Check your PHP error log for any fatal errors. Add define( 'ADBOT_DEBUG', true ); and define( 'WP_DEBUG_LOG', true ); to wp-config.php and check wp-content/debug.log.

Google account connection pop-up closes without connecting

Make sure pop-ups are allowed for your WordPress admin domain in your browser settings.

Check that your WordPress admin URL uses HTTPS — Google OAuth requires a secure origin. If your admin is on HTTP, update your WordPress Address in Settings → General to use HTTPS.

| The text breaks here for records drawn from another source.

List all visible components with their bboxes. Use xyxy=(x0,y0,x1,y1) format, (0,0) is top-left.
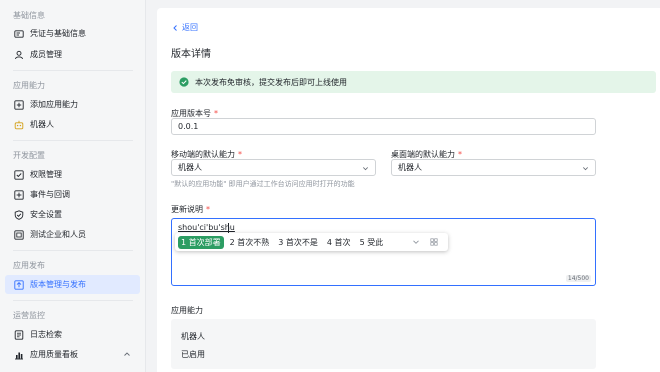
back-link[interactable]: 返回 xyxy=(171,22,198,33)
mobile-ability-select[interactable]: 机器人 xyxy=(171,159,376,176)
sidebar-item-label: 版本管理与发布 xyxy=(30,280,86,289)
sidebar-item-label: 测试企业和人员 xyxy=(30,230,86,239)
sidebar-section-ability: 应用能力 xyxy=(13,81,45,90)
log-icon xyxy=(14,329,24,340)
sidebar-item-bot[interactable]: 机器人 xyxy=(5,115,140,134)
alert-text: 本次发布免审核，提交发布后即可上线使用 xyxy=(195,77,347,87)
sidebar-section-release: 应用发布 xyxy=(13,261,45,270)
sidebar-section-dev: 开发配置 xyxy=(13,151,45,160)
ime-candidate-4[interactable]: 4 首次 xyxy=(324,237,354,248)
sidebar-section-ops: 运营监控 xyxy=(13,311,45,320)
ime-candidate-bar: 1 首次部署 2 首次不熟 3 首次不是 4 首次 5 受此 xyxy=(175,233,448,251)
sidebar-item-version[interactable]: 版本管理与发布 xyxy=(5,275,140,294)
chevron-down-icon[interactable] xyxy=(412,238,420,246)
bar-chart-icon xyxy=(14,350,24,360)
sidebar-item-quality[interactable]: 应用质量看板 xyxy=(5,345,140,364)
required-mark: * xyxy=(214,109,218,118)
sidebar-item-credentials[interactable]: 凭证与基础信息 xyxy=(5,24,140,43)
version-detail-card: 返回 版本详情 本次发布免审核，提交发布后即可上线使用 应用版本号 * 0.0.1… xyxy=(157,8,660,372)
required-mark: * xyxy=(458,150,462,159)
sidebar-divider xyxy=(13,250,133,251)
sidebar-item-label: 应用质量看板 xyxy=(30,350,78,359)
sidebar-item-permissions[interactable]: 权限管理 xyxy=(5,165,140,184)
sidebar-item-label: 添加应用能力 xyxy=(30,100,78,109)
test-org-icon xyxy=(14,229,24,240)
ability-summary: 机器人 已启用 xyxy=(171,319,596,369)
sidebar-item-add-ability[interactable]: 添加应用能力 xyxy=(5,95,140,114)
permission-icon xyxy=(14,169,24,180)
ability-name: 机器人 xyxy=(181,332,205,341)
ability-status: 已启用 xyxy=(181,350,205,359)
release-icon xyxy=(14,279,24,290)
sidebar-item-label: 日志检索 xyxy=(30,330,62,339)
notes-textarea[interactable]: shou'ci'bu'shu 14/500 xyxy=(171,218,596,286)
sidebar: 基础信息 凭证与基础信息 成员管理 应用能力 添加应用能力 机器人 开发配置 权… xyxy=(0,0,146,372)
chevron-left-icon xyxy=(173,24,177,31)
shield-icon xyxy=(14,209,24,220)
sidebar-item-events[interactable]: 事件与回调 xyxy=(5,185,140,204)
robot-icon xyxy=(14,120,24,130)
sidebar-divider xyxy=(13,300,133,301)
sidebar-item-label: 机器人 xyxy=(30,120,54,129)
desktop-ability-select[interactable]: 机器人 xyxy=(391,159,596,176)
chevron-down-icon xyxy=(363,167,368,171)
back-label: 返回 xyxy=(182,23,198,32)
text-caret xyxy=(228,223,229,233)
sidebar-item-label: 权限管理 xyxy=(30,170,62,179)
check-circle-icon xyxy=(179,77,189,87)
sidebar-item-members[interactable]: 成员管理 xyxy=(5,45,140,64)
grid-icon[interactable] xyxy=(430,238,438,246)
sidebar-divider xyxy=(13,140,133,141)
ability-section-title: 应用能力 xyxy=(171,306,203,315)
char-counter: 14/500 xyxy=(565,275,591,282)
default-ability-hint: "默认的应用功能" 即用户通过工作台访问应用时打开的功能 xyxy=(171,180,355,188)
sidebar-section-basic: 基础信息 xyxy=(13,11,45,20)
sidebar-item-test-org[interactable]: 测试企业和人员 xyxy=(5,225,140,244)
sidebar-item-label: 事件与回调 xyxy=(30,190,70,199)
id-card-icon xyxy=(14,29,24,39)
success-alert: 本次发布免审核，提交发布后即可上线使用 xyxy=(171,71,656,93)
sidebar-item-label: 成员管理 xyxy=(30,50,62,59)
ime-candidate-2[interactable]: 2 首次不熟 xyxy=(227,237,273,248)
add-square-icon xyxy=(14,99,24,110)
notes-label: 更新说明 * xyxy=(171,205,210,214)
ime-candidate-1[interactable]: 1 首次部署 xyxy=(178,235,224,249)
chevron-up-icon[interactable] xyxy=(123,350,131,358)
user-icon xyxy=(14,50,24,60)
version-input[interactable]: 0.0.1 xyxy=(171,118,596,135)
sidebar-item-label: 安全设置 xyxy=(30,210,62,219)
ime-candidate-3[interactable]: 3 首次不是 xyxy=(275,237,321,248)
event-icon xyxy=(14,189,24,200)
page-title: 版本详情 xyxy=(171,49,211,60)
sidebar-item-logs[interactable]: 日志检索 xyxy=(5,325,140,344)
ime-candidate-5[interactable]: 5 受此 xyxy=(357,237,387,248)
sidebar-item-label: 凭证与基础信息 xyxy=(30,29,86,38)
sidebar-divider xyxy=(13,70,133,71)
sidebar-item-security[interactable]: 安全设置 xyxy=(5,205,140,224)
required-mark: * xyxy=(206,205,210,214)
required-mark: * xyxy=(238,150,242,159)
ime-composition-text: shou'ci'bu'shu xyxy=(178,223,235,232)
chevron-down-icon xyxy=(583,167,588,171)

Try the connection in an incognito window to rule out extension interference.

GTM snippet installed but not firing on the site

Open your site in a browser and view the page source — search for your GTM container ID (e.g. GTM-XXXX). If it is missing, your theme may be using a custom wp_head / wp_body_open implementation that skips standard WordPress hooks. Contact your theme developer to ensure these hooks are called.

Also check if a caching plugin is serving a stale page from before the snippet was installed — clear your cache and try again.

Audit failed or returned no results

Confirm your Google account is still connected — go to Adbot → Google Connection and look for the green indicator.

Ensure the connected Google account has access to the GTM container you are trying to audit — check in the GTM interface that the account has at least Read access.

Wait 60 seconds and retry — GTM API rate limits can occasionally cause temporary failures.

Payment completed but features are still locked

In the Adbot panel, click Verify Payment to trigger a manual verification check against Paystack.

If the issue persists, check your internet connection and confirm that your server can receive inbound POST requests on your /wp-json/adbot/v1/entitlements endpoint — some hosts block inbound webhooks by default.

Contact support with your Paystack payment reference (format: adbot_xxxx) so your account manager can manually confirm.

15. Frequently Asked Questions

Does the plugin store any API keys or secrets?

No. The plugin only stores a site_token — an opaque credential that identifies your site. It is encrypted at rest using your WordPress security salts. All Google, Paystack, and database credentials remain exclusively on the Adbot backend.

What happens if I deactivate the plugin?

Deactivating removes the Adbot admin menu and stops the GTM snippet from being injected. Your site registration and backend data are preserved. You can reactivate at any time to restore all functionality without re-registering.

What happens if I delete the plugin?

Deleting the plugin removes the plugin files and clears the stored site_token from your WordPress database. Your site registration on the Adbot backend is not automatically removed. If you reinstall the plugin, it will re-register and receive a new site token.

Can I use the plugin on a staging site?

Yes. Define ADBOT_API_BASE in wp-config.php to point at a staging backend. Each unique site URL registers as a separate site, so staging and production are tracked independently.

Is the plugin compatible with page builders and caching plugins?

Yes, for most setups. The GTM snippet is injected via standard WordPress hooks (wp_head and wp_body_open). If your theme or page builder bypasses these hooks, the snippet may not appear — contact your theme developer. After installing the snippet, clear your caching plugin’s cache to ensure visitors receive the updated page.

Do I need to use the WordPress plugin if I'm on Shopify?

No. The WordPress plugin is for WordPress-hosted sites. If your store runs entirely on Shopify, install the Shopify App instead.

What PHP and WordPress versions are supported?

The plugin requires PHP 8.0 or later and WordPress 6.0 or later. Older versions are not tested and may not work correctly.

How do I contact support?

Click Help in the Adbot Dashboard left navigation and use the support form, or contact your account manager using the email provided in your onboarding email. Include your site URL and a description of the issue.